Thanks to Twitter, where I get all my news, I found this little piece on Slashdot:
“David Streitfeld reports that Amazon is aggressively wooing top authors, gnawing away at the services publishers, critics and agents used to provide. ‘Everyone’s afraid of Amazon,’ says Richard Curtis, a longtime agent who is also an e-book publisher. ‘The only really necessary people in the publishing process now are the writer and reader,’ adds Russell Grandinetti, one of Amazon’s top executives. ‘Everyone who stands between those two has both risk and opportunity.’ But publishers are fighting back at writers who publish with Amazon. In 2010 Kiana Davenport signed with a division of Penguin for The Chinese Soldier’s Daughter, a Civil War love story, and received a $20,000 advance. In the meantime Davenport packaged several award-winning short stories she had written 20 years ago and packaged them in an e-book, Cannibal Nights, available on Amazon. When Penguin found out, it went ‘ballistic,’ accusing her of breaking her contractual promise to avoid competition, canceling her novel, and suing Davenport to recover her advance. Davenport knows her crime: ‘Sleeping with the enemy? Perhaps. But now I know who the enemy is.'”
Quite interesting, no?
The post on “Sleeping with the Enemy” is especially interesting. Interesting, in this case, meaning absolutely ridiculous! To be berated by a publisher for self-publishing other works! Oh yes, I say the publishers are scared. And this is what I have to say: GOOD.

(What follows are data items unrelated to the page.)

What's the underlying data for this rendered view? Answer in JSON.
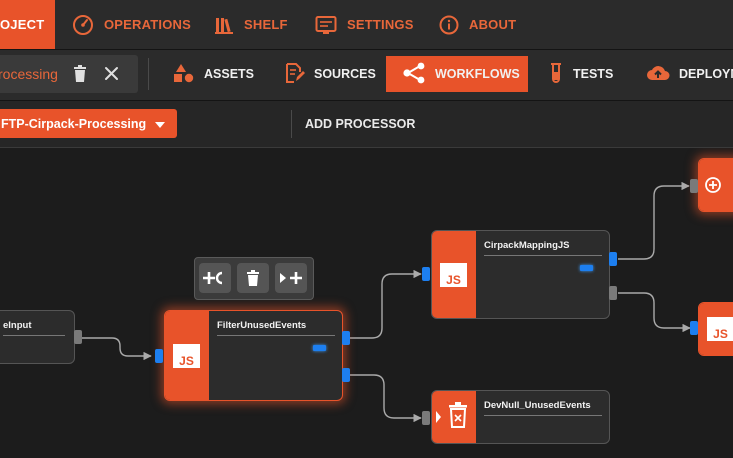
{
  "nav": {
    "project": "OJECT",
    "operations": "OPERATIONS",
    "shelf": "SHELF",
    "settings": "SETTINGS",
    "about": "ABOUT"
  },
  "search": {
    "value": "rocessing"
  },
  "tabs": {
    "assets": "ASSETS",
    "sources": "SOURCES",
    "workflows": "WORKFLOWS",
    "tests": "TESTS",
    "deployments": "DEPLOYM"
  },
  "toolbar3": {
    "workflow_selected": "FTP-Cirpack-Processing",
    "add_processor": "ADD PROCESSOR"
  },
  "nodes": {
    "input": "eInput",
    "filter": "FilterUnusedEvents",
    "cirpack": "CirpackMappingJS",
    "devnull": "DevNull_UnusedEvents"
  },
  "badges": {
    "js": "JS"
  },
  "colors": {
    "accent": "#e8532a",
    "led": "#1d7ff0",
    "background": "#1c1c1c"
  },
  "icons": {
    "operations": "gauge-icon",
    "shelf": "books-icon",
    "settings": "settings-panel-icon",
    "about": "info-icon",
    "assets": "shapes-icon",
    "sources": "edit-document-icon",
    "workflows": "share-nodes-icon",
    "tests": "test-tube-icon",
    "deployments": "cloud-upload-icon"
  }
}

It’s about the author, after all, not the publisher. Perhaps if the publishers were paying authors a living wage (i.e. $20,000 advance spread out over 12-18 months in payments, is not a living wage), authors wouldn’t be publishing their formerly NY rejected titles on Amazon in the hopes of not only getting to readers but to supplement their income and pay some bills.
NY needs to get over itself.
This is such a sign of the times. Grandinetti has it right: in the end there are only the authors and the readers that matter. The ability to self-publish is both a boon and a bane to most publishers. If they had the proper mindset and wherewithal to actually step up to the current use of technology, they could be making a proper killing on authors who are ready to self-publish. But, that is not their schtick, is it? A century of holding the power makes for a hard habit to break. I’m with you, Christine. And, with all those other authors who only want to be heard and read. To those power-hungry curmudgeons in the failing publishing paradigm, I’ve but one thing to say: tough noogies!
Tough noogies is right! And you are also correct about their mindset. This could be a win-win for authors and publishers! Seriously!!! But they’re just greedy is all, and it’s a shame. If their greed and closed-minded ways makes them fall, then they deserve to fall.